Heart Failure Characteristics and Difficulties of the Long-Term Follow-Up in Semi-Urban African Area: About A Prospective Study at the Hospital De La Paix in Ziguinchor (Southern Senegal)

Simon Manga, Mohamed Leye, Momar Dioum, Quinta Indafa Te, El Hadj Mbacké Sarr, Arame Diagne, Sidy Lamine Sy, Ibrahima Bara Diop.

Background: Heart failure is a major public health problem in Africa where it is the main circumstance for the discovery of cardiovascular diseases.
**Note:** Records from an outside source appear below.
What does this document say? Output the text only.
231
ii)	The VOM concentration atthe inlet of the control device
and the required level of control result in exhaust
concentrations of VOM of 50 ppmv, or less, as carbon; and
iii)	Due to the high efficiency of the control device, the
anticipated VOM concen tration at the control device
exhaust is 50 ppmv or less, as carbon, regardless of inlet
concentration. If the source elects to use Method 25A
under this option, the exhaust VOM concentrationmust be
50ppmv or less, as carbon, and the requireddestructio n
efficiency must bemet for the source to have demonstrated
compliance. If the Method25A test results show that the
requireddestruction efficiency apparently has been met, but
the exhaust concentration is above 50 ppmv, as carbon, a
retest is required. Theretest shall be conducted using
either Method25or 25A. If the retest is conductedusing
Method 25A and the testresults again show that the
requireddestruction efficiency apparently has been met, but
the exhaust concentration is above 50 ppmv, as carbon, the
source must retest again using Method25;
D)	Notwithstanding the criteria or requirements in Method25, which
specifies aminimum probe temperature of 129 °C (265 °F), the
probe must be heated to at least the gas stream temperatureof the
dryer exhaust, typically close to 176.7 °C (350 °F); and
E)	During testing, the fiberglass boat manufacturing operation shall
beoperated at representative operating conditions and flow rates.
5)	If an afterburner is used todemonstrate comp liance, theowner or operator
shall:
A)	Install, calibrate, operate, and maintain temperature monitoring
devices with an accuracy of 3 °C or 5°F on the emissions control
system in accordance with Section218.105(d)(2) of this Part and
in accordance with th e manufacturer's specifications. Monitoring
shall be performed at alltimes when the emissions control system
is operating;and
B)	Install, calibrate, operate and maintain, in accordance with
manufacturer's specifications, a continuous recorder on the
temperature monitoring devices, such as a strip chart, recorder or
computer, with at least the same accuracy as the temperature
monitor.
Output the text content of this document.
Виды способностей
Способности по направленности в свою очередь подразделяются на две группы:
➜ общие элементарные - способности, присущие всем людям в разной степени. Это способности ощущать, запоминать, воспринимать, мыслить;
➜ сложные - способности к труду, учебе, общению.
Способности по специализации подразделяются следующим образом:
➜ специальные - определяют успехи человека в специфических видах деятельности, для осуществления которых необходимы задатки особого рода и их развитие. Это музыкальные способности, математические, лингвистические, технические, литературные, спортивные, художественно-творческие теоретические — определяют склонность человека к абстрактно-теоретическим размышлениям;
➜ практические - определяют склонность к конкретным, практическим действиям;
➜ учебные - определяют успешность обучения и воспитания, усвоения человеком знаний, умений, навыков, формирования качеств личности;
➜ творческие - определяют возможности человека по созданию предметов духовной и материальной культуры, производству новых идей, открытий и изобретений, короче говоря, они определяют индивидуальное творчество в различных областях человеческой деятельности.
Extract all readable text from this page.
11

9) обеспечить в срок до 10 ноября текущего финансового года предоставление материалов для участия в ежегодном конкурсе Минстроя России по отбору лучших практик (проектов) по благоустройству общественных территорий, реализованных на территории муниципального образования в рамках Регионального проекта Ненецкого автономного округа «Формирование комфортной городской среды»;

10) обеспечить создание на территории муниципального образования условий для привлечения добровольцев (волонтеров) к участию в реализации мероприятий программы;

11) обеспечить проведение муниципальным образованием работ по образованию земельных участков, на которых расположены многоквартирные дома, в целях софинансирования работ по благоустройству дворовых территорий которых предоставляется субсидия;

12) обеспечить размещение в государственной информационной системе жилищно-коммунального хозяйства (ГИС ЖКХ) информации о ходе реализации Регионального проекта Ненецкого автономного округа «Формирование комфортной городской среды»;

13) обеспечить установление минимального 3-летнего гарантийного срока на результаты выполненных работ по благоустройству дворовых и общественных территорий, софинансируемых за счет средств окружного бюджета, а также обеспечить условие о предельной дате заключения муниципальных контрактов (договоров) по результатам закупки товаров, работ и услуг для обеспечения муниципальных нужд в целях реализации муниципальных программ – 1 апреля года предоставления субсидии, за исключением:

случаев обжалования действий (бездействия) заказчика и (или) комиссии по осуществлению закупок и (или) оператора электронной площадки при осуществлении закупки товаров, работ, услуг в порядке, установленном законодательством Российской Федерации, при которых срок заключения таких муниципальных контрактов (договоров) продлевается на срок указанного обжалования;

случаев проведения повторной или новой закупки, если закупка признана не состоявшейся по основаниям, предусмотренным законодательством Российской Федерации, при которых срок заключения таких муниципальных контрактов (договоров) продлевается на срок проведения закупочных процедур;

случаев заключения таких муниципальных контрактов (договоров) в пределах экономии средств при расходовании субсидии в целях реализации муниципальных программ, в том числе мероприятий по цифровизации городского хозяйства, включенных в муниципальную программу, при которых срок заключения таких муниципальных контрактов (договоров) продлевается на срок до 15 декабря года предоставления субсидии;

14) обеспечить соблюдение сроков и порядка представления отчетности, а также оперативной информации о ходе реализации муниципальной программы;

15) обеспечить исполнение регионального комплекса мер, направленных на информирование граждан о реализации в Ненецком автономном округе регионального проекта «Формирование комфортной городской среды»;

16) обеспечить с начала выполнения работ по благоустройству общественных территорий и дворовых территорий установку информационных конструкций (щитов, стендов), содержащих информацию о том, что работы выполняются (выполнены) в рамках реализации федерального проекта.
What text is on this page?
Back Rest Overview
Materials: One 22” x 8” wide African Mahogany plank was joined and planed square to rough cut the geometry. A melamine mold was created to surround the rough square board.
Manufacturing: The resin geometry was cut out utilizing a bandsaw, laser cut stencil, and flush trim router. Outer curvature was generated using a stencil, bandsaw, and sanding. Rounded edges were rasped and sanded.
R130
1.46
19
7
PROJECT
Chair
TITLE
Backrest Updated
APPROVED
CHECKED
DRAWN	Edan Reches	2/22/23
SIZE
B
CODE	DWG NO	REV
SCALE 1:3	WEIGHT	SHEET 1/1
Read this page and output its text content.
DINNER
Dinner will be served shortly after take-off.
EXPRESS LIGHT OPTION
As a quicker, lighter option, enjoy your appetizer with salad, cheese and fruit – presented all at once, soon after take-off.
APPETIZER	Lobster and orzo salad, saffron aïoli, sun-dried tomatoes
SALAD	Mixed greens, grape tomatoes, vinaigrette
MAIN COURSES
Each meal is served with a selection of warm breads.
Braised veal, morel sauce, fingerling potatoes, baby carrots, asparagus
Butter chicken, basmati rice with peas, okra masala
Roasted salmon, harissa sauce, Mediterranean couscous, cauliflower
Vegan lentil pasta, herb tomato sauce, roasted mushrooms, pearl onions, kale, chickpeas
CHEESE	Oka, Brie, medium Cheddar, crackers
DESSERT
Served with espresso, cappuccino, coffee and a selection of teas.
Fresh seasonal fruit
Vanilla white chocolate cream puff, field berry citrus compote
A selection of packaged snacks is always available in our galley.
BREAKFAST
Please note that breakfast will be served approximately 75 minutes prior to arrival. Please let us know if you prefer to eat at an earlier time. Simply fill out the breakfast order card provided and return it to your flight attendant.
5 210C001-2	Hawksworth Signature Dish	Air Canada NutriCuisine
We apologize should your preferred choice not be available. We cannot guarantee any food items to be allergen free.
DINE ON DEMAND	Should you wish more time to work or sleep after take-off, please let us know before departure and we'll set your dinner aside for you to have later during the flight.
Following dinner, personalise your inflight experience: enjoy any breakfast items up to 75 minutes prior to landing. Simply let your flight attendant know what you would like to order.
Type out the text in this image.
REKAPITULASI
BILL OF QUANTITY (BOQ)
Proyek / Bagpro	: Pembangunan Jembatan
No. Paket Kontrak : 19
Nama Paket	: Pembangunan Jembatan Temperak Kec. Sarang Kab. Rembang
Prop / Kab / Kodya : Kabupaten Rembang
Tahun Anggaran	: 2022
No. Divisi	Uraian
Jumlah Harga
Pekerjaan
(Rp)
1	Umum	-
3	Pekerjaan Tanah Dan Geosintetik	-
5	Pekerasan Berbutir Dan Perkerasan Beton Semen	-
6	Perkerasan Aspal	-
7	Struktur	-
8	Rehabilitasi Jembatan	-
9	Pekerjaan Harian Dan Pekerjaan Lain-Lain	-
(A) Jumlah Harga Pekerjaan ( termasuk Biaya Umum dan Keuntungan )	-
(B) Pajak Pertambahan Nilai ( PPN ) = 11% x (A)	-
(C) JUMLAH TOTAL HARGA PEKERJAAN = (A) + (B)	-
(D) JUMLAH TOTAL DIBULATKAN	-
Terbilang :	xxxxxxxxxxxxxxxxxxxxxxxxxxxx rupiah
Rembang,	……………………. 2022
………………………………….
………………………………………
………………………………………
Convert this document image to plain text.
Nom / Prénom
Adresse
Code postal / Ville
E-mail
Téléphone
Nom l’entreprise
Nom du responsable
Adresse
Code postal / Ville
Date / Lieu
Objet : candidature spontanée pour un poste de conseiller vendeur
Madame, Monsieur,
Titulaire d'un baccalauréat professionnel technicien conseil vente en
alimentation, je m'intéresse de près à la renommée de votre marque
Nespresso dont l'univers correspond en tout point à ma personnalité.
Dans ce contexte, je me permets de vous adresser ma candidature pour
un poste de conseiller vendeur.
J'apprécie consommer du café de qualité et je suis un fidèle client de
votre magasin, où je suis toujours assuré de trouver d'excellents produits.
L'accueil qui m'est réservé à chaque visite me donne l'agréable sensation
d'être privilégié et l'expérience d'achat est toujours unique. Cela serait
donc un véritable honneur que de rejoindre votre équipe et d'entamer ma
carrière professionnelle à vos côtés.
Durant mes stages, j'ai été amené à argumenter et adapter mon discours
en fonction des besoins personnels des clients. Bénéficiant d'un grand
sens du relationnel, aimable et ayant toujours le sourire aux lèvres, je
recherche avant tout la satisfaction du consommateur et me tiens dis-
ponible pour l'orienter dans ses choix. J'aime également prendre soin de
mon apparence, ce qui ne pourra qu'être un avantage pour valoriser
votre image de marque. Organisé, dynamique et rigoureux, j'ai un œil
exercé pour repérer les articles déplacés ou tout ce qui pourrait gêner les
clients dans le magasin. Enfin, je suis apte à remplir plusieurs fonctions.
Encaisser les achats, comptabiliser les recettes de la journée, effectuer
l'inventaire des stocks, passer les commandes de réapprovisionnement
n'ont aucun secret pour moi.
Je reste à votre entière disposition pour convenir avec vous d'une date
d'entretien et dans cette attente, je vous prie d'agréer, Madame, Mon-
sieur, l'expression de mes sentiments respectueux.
The objective of this work was to analyze the characteristics of heart failure in the African semi-urban zone and to identify the difficulties related to the long-term follow-up of heart failure patients at the hospital de la Paix in Ziguinchor (southern Senegal).

Method: We conducted a 1-year prospective study (March 2017 to March 2018) in the cardiology department of the hospital de la Paix in Ziguinchor (southern Senegal). We included in the study all patients of both sexes hospitalized for heart failure. The studied parameters were recorded on a data collection sheet.

Results: The mean age was 54.5 ± 19.1 years with male predominance (53.6%). The majority of our patients were of low socioeconomic status (38.3%). High blood pressure was the most common cardiovascular risk factor (37.4%). This was most commonly an overall heart failure (52%) and the most common clinical signs were NYHA dyspnea III and IV (96%), hepatopathies (51.5%), cough (50.6%) and edema of the lower limbs (72.8%). Electrocardiographic abnormalities were dominated by left ventricular hypertrophy (39.6%) and left ventricular function was impaired in 59.1% of cases on cardiac ultrasound. Isolated high blood pressure was the leading cause of heart failure (26.3%), followed by dilated cardiomyopathies (20.4%) and chronic lung hearts (13.1%). The in-hospital mortality rate was 20.9% and the overall mortality was 27.2%. Patients rehospitalized during follow-up accounted for 31.9% of cases while 17% of our patients were lost to follow-up. The main cause of cardiac decompensation in rehospitalized patients was therapeutic disruption.

Conclusion: Syndrome with multiple etiologies, heart failure is the evolutionary term of most heart disease. Prevention requires better management of cardiovascular risk factors and good education of patients with heart failure.